This past year, I worked with the American Historical Association on its placement study. We were thrilled at the detail and depth we achieved using publicly available data to track 2,500 history Ph.D.'s who graduated between 1998-2009.
I am a great proponent of comprehensive placement studies because they can help shatter the myth that a tenure-track job is the only successful outcome of a Ph.D. Like many graduate students and Ph.D.'s, I, too, would like to see program-specific placement data. If we are to reform graduate education, we should do so knowing the outcome of the degrees people already earn. Placement studies can provide the sort of concrete data we need to show the important contribution made to our society by humanists, social scientists, and scientists.
And so, I was excited to learn that the Council of Graduate Schools will undertake a best-practice study of how graduate schools track placement data. Organizations like CGS have a critical role to play in pushing for the collection and publication of accurate, detailed placement data. The council can set standards and guidelines so that placement data can be compared between universities and departments nationwide.
Over the past year, I’ve had the opportunity to talk about my research on placement rates with several deans, directors of graduate career services, and faculty members who are eager to conduct their own studies. From those conversations, I learned about the many challenges that graduate deans face when they begin to tackle the problem of collecting placement data. Figuring out how to collect accurate data and how to pay for such large-scale studies are but two concerns. Other challenges in data collection arise from bureaucratic inefficiencies at their home institutions that transcend the graduate schools.
At most universities, data about alumni are gathered by different offices—alumni services, individual departments, fund raising—but seldom shared. Before deans begin to collect additional data, they need to know what the university has collected already. That requires buy-in from other top administrators. How do graduate deans encourage alumni services and development to share their alumni database? And once the deans have collected data on the placement rates of Ph.D.'s, where do they store the information, and who updates it? It hardly seems ideal to have placement data stored in an Excel spreadsheet file on Dropbox.
Several deans I spoke with felt that, in conjunction with placement studies, they would need to develop an IT database on a university network so that various groups of people could have access to the information and update it. That requires much more time, a much larger budget, and cooperation with other divisions in the university that may have other priorities.

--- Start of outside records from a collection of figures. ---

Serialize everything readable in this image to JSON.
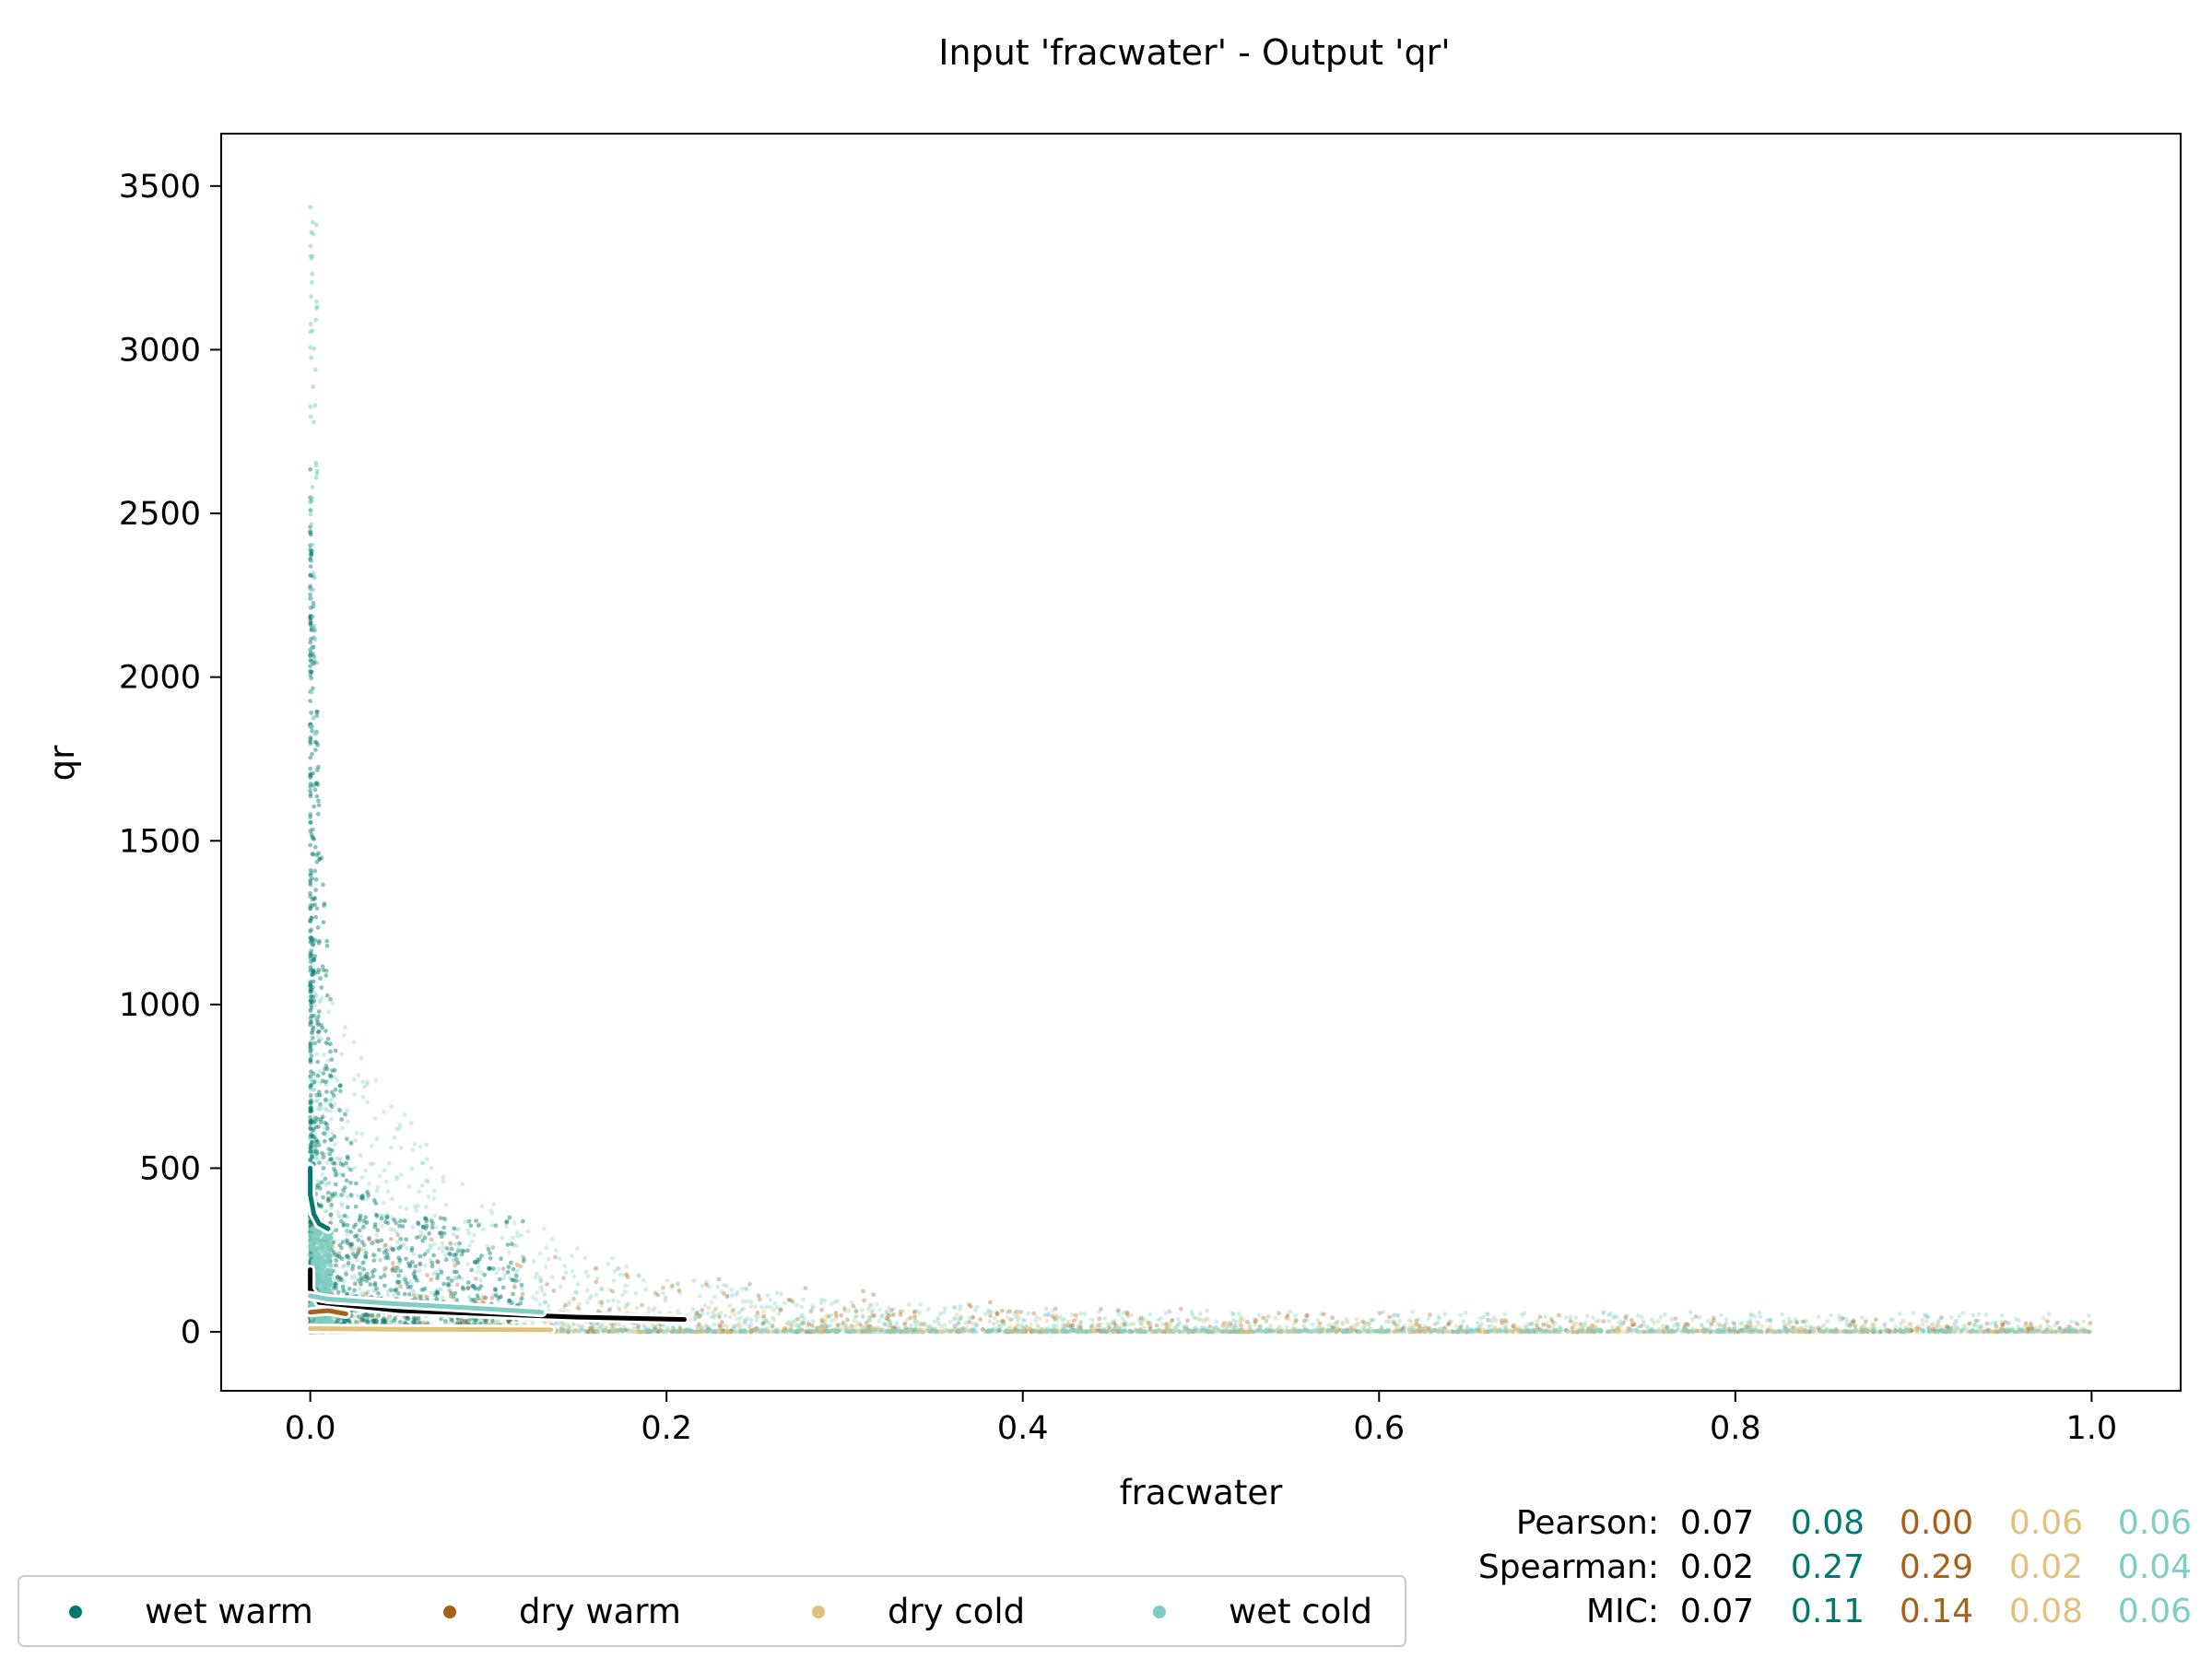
{
  "chart_data": {
    "type": "scatter",
    "title": "Input 'fracwater' - Output 'qr'",
    "xlabel": "fracwater",
    "ylabel": "qr",
    "xlim": [
      -0.05,
      1.05
    ],
    "ylim": [
      -180,
      3660
    ],
    "xticks": [
      0.0,
      0.2,
      0.4,
      0.6,
      0.8,
      1.0
    ],
    "xtick_labels": [
      "0.0",
      "0.2",
      "0.4",
      "0.6",
      "0.8",
      "1.0"
    ],
    "yticks": [
      0,
      500,
      1000,
      1500,
      2000,
      2500,
      3000,
      3500
    ],
    "ytick_labels": [
      "0",
      "500",
      "1000",
      "1500",
      "2000",
      "2500",
      "3000",
      "3500"
    ],
    "grid": false,
    "legend_position": "bottom-left",
    "series": [
      {
        "name": "wet warm",
        "color": "#01796F",
        "trend": [
          [
            0.0,
            500
          ],
          [
            0.0,
            420
          ],
          [
            0.002,
            360
          ],
          [
            0.005,
            330
          ],
          [
            0.01,
            315
          ]
        ]
      },
      {
        "name": "dry warm",
        "color": "#A6611A",
        "trend": [
          [
            0.0,
            60
          ],
          [
            0.01,
            65
          ],
          [
            0.02,
            55
          ]
        ]
      },
      {
        "name": "dry cold",
        "color": "#DFC27D",
        "trend": [
          [
            0.0,
            10
          ],
          [
            0.05,
            8
          ],
          [
            0.1,
            7
          ],
          [
            0.135,
            6
          ]
        ]
      },
      {
        "name": "wet cold",
        "color": "#80CDC1",
        "trend": [
          [
            0.0,
            110
          ],
          [
            0.01,
            100
          ],
          [
            0.05,
            85
          ],
          [
            0.1,
            70
          ],
          [
            0.13,
            60
          ]
        ]
      }
    ],
    "overall_trend": {
      "color": "#000000",
      "points": [
        [
          0.0,
          190
        ],
        [
          0.0,
          130
        ],
        [
          0.005,
          90
        ],
        [
          0.05,
          65
        ],
        [
          0.1,
          55
        ],
        [
          0.15,
          45
        ],
        [
          0.21,
          38
        ]
      ]
    },
    "stats": {
      "rows": [
        {
          "label": "Pearson:",
          "values": [
            "0.07",
            "0.08",
            "0.00",
            "0.06",
            "0.06"
          ]
        },
        {
          "label": "Spearman:",
          "values": [
            "0.02",
            "0.27",
            "0.29",
            "0.02",
            "0.04"
          ]
        },
        {
          "label": "MIC:",
          "values": [
            "0.07",
            "0.11",
            "0.14",
            "0.08",
            "0.06"
          ]
        }
      ],
      "colors": [
        "#000000",
        "#01796F",
        "#A6611A",
        "#DFC27D",
        "#80CDC1"
      ]
    }
  }
}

CGS should make that a central part of its inquiry: Who are the stakeholders at the university—beyond the graduate school and individual academic departments—who need to be won over? What strategies have deans employed to share alumni data with other divisions? Is data sharing across the institution even feasible, and if so, how do we make it a reality?
Most institutions, with limited resources, will need the help and support of faculty members to do a better job of collecting placement data and alumni contact information for their individual departments. In an era of cutbacks and at a time when humanities and social-science departments are being eliminated, some faculty members view the attempt to track placement data as a hostile move by graduate-school administrators. Professors wonder: What are the goals of the graduate school in collecting this data?
Unless administrators across the university believe that there are many viable and valuable career outcomes for Ph.D.'s beyond the professoriate, and unless that message is clearly communicated to academic departments, faculty members won’t want to participate in these placement studies or make their data public.
An equally critical question: What are the attitudes of other senior administrators at the institution toward career options for Ph.D.'s? Those of us who are pushing for this placement data, with the anticipation that it will showcase the value of a graduate degree, would be outraged if these studies were used by campus officials (provosts, presidents, board of trustees) or state legislatures to gut liberal-arts programs and reduce money for graduate education in favor of, say, the business school.
Inevitably, institutional placement studies will show that a smaller number of Ph.D. graduates are in tenure-track positions than faculty or administrators expect. How do deans ensure that placement studies will be used to improve, instead of jettison, graduate education at their institution? We know the benefits of placement data, done correctly and accurately, but we should also be aware of, document, and strategize for, the potential negative fallout.
L. Maren Wood earned a Ph.D. in history from the University of North Carolina at Chapel Hill. She is the founder and lead researcher of Lilli Research Group, a company that provides research consulting services for organizations and career coaching for Ph.D. job seekers. She lives in Denver, Colo.